IAG (LON: IAG) is the latest airline in the spotlight as it reports its second-quarter results at the end of the week.
IAG’s share price has stagnated over the past few months, but buoyant summer demand for travel and the potential for encouraging results may see its shares takeoff.
The airline group’s first-quarter results beat expectations as it posted its first quarterly profits since the pandemic. The group reported an operating profit of €9m compared to a €741m loss in the prior year. IAG also stated it benefited from stronger yield performance and lower fuel prices as inflation began to ease.
Its outlook told a similar story, with an encouraging summer on the horizon. IAG stated that 80% of Q2 revenue was booked, leading the airline to anticipate a full-year operating profit of between €1.8bn and €2.3bn.
Recent results from easyJet also showcased a recovery in the travel market, with the airline reporting a record pretax profit of £203m as the market faces limited disruptions.

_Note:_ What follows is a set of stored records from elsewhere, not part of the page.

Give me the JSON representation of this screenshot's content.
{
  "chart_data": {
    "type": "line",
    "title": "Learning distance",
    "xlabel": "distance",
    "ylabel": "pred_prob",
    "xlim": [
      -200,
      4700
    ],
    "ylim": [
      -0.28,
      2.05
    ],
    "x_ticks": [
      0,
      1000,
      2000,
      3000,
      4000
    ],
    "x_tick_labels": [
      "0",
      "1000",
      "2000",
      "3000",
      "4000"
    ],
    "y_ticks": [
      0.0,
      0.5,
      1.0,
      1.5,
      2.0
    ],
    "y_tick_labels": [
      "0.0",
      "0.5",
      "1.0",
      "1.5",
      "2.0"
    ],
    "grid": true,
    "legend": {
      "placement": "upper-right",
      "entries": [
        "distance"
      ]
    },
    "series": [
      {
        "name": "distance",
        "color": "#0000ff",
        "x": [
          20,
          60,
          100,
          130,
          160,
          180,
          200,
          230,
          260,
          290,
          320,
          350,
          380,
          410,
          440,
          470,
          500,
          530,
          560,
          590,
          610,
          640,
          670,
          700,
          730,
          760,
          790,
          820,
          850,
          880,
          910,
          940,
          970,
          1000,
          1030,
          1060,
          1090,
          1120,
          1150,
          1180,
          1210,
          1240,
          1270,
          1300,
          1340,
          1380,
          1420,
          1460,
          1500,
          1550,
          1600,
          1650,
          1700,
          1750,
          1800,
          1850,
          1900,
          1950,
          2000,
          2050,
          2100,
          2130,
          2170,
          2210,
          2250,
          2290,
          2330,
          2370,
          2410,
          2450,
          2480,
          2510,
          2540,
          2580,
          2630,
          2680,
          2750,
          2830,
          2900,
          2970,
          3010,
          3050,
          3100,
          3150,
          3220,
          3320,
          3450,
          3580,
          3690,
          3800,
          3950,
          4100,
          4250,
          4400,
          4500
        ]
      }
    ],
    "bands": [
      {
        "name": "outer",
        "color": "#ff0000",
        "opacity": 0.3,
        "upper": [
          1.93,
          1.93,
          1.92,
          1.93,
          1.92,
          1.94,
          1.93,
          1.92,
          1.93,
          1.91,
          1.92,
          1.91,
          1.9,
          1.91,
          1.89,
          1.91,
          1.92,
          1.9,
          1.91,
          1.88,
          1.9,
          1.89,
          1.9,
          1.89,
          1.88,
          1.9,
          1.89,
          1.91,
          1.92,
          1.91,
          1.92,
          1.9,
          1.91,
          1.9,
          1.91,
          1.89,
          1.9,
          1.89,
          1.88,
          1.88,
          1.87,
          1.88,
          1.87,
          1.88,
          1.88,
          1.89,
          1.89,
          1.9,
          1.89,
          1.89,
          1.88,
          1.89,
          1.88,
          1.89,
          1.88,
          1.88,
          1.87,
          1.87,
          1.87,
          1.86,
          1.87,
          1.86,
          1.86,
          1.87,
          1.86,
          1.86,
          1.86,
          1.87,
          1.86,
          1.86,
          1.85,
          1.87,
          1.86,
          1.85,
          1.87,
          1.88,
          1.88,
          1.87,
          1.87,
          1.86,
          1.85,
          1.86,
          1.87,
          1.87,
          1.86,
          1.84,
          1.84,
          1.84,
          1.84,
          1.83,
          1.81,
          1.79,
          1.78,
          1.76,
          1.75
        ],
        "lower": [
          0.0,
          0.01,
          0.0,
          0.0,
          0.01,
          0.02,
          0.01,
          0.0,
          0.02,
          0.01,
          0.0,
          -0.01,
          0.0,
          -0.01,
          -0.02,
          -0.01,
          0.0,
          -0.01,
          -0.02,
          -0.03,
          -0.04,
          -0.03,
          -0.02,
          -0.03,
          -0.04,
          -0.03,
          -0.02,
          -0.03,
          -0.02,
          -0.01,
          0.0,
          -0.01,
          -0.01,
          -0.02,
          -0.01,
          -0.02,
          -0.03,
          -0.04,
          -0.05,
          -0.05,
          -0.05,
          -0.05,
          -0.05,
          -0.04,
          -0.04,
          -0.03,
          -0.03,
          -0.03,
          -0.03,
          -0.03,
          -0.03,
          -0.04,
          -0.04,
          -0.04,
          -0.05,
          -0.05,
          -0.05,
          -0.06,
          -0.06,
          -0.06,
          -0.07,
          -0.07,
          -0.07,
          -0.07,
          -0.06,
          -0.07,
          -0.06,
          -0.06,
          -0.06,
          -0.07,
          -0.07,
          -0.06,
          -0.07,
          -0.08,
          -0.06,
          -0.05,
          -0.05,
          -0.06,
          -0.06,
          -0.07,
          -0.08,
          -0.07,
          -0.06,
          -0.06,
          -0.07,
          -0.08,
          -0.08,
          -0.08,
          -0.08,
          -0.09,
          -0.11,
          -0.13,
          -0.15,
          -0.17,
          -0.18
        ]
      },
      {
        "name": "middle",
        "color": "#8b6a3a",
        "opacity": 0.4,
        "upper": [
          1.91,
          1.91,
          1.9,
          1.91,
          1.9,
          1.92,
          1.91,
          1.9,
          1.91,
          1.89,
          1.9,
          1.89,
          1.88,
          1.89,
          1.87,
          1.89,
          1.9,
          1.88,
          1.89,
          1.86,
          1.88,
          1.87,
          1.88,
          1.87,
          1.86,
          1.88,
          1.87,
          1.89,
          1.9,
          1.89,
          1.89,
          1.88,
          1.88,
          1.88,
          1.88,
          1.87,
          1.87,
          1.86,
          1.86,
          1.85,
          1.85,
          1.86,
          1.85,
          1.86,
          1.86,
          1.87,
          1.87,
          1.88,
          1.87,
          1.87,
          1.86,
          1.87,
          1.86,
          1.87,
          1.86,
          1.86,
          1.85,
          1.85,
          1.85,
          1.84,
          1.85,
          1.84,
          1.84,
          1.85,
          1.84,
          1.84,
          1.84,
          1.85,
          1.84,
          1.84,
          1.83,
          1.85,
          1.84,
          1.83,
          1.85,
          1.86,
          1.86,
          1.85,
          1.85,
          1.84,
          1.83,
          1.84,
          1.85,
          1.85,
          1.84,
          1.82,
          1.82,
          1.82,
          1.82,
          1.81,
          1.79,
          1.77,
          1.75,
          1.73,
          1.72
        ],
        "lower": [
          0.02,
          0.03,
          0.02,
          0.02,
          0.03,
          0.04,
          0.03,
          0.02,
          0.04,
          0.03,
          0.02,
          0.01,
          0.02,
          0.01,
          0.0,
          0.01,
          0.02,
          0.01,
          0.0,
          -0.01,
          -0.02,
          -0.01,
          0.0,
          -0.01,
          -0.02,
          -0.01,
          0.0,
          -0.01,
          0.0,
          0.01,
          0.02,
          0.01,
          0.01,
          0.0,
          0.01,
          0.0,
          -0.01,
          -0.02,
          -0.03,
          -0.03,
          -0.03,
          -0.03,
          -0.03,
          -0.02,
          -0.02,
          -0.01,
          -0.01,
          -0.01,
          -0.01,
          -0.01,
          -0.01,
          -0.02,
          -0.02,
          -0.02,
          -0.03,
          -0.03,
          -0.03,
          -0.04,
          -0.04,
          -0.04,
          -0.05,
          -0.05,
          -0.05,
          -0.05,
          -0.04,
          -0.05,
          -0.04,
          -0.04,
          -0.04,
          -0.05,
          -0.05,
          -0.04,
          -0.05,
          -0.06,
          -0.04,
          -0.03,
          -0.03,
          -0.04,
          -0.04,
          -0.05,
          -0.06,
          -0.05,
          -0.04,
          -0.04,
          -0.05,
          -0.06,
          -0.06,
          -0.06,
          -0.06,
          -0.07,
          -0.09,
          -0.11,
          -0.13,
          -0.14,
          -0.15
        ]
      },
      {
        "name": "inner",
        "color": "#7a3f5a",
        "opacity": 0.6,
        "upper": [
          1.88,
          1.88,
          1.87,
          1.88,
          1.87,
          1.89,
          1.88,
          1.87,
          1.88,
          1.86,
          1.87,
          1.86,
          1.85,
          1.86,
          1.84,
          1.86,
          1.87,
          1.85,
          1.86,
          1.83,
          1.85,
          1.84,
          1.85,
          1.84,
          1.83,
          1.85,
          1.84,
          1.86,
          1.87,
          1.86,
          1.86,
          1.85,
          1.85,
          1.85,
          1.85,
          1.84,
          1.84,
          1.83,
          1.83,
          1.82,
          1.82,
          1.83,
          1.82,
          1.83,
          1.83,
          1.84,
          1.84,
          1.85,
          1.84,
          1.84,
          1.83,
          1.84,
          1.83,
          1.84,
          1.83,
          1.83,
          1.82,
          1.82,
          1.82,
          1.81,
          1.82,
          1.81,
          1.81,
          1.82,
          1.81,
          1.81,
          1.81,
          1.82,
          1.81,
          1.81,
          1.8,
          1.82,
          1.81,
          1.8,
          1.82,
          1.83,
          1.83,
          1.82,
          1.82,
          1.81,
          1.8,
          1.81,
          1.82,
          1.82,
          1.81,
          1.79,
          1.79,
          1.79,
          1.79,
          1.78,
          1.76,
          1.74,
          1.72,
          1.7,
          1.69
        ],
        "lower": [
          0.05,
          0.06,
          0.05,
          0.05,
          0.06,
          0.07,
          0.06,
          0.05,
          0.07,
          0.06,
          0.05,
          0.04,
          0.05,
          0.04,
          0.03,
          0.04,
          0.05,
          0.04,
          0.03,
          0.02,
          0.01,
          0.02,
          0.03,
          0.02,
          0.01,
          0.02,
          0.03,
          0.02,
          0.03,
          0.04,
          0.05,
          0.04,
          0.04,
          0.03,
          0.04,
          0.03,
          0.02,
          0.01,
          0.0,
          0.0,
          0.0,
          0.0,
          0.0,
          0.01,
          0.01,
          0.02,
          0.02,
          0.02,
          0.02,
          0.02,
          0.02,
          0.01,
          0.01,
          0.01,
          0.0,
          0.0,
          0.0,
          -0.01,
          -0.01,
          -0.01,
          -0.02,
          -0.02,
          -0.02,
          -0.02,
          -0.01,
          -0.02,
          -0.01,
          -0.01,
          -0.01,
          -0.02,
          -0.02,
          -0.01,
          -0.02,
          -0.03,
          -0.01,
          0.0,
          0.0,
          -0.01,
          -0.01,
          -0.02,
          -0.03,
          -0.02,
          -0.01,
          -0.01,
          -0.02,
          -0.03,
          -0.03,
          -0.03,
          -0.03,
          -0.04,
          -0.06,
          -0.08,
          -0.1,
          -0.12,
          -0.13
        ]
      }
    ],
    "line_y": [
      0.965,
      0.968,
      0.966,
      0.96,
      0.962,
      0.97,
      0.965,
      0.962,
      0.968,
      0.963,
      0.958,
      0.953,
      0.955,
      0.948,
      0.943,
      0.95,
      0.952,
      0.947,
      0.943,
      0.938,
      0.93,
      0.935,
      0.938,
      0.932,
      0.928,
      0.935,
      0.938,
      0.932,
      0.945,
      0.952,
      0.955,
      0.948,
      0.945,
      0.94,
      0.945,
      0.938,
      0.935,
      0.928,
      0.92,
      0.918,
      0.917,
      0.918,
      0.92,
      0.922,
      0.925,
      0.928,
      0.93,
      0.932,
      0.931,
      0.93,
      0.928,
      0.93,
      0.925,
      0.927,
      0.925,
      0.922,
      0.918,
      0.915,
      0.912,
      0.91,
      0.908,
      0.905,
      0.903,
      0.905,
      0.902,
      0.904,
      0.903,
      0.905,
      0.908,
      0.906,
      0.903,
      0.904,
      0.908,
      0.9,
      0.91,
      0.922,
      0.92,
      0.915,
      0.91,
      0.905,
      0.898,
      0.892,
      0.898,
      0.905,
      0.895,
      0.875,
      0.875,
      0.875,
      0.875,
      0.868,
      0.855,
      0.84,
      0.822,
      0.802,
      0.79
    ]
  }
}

However, IAG shares were recently downgraded at Deutsche Bank to Hold from Buy, with the investment bank “exercising some caution” on European airlines.
Overall, demand trends for IAG look solid, with web traffic to its Vueling website strong and visits to both the British Airways and Iberia sites remaining near highs, according to Semrush. In addition, Google searches for British Airways are up 6% YoY.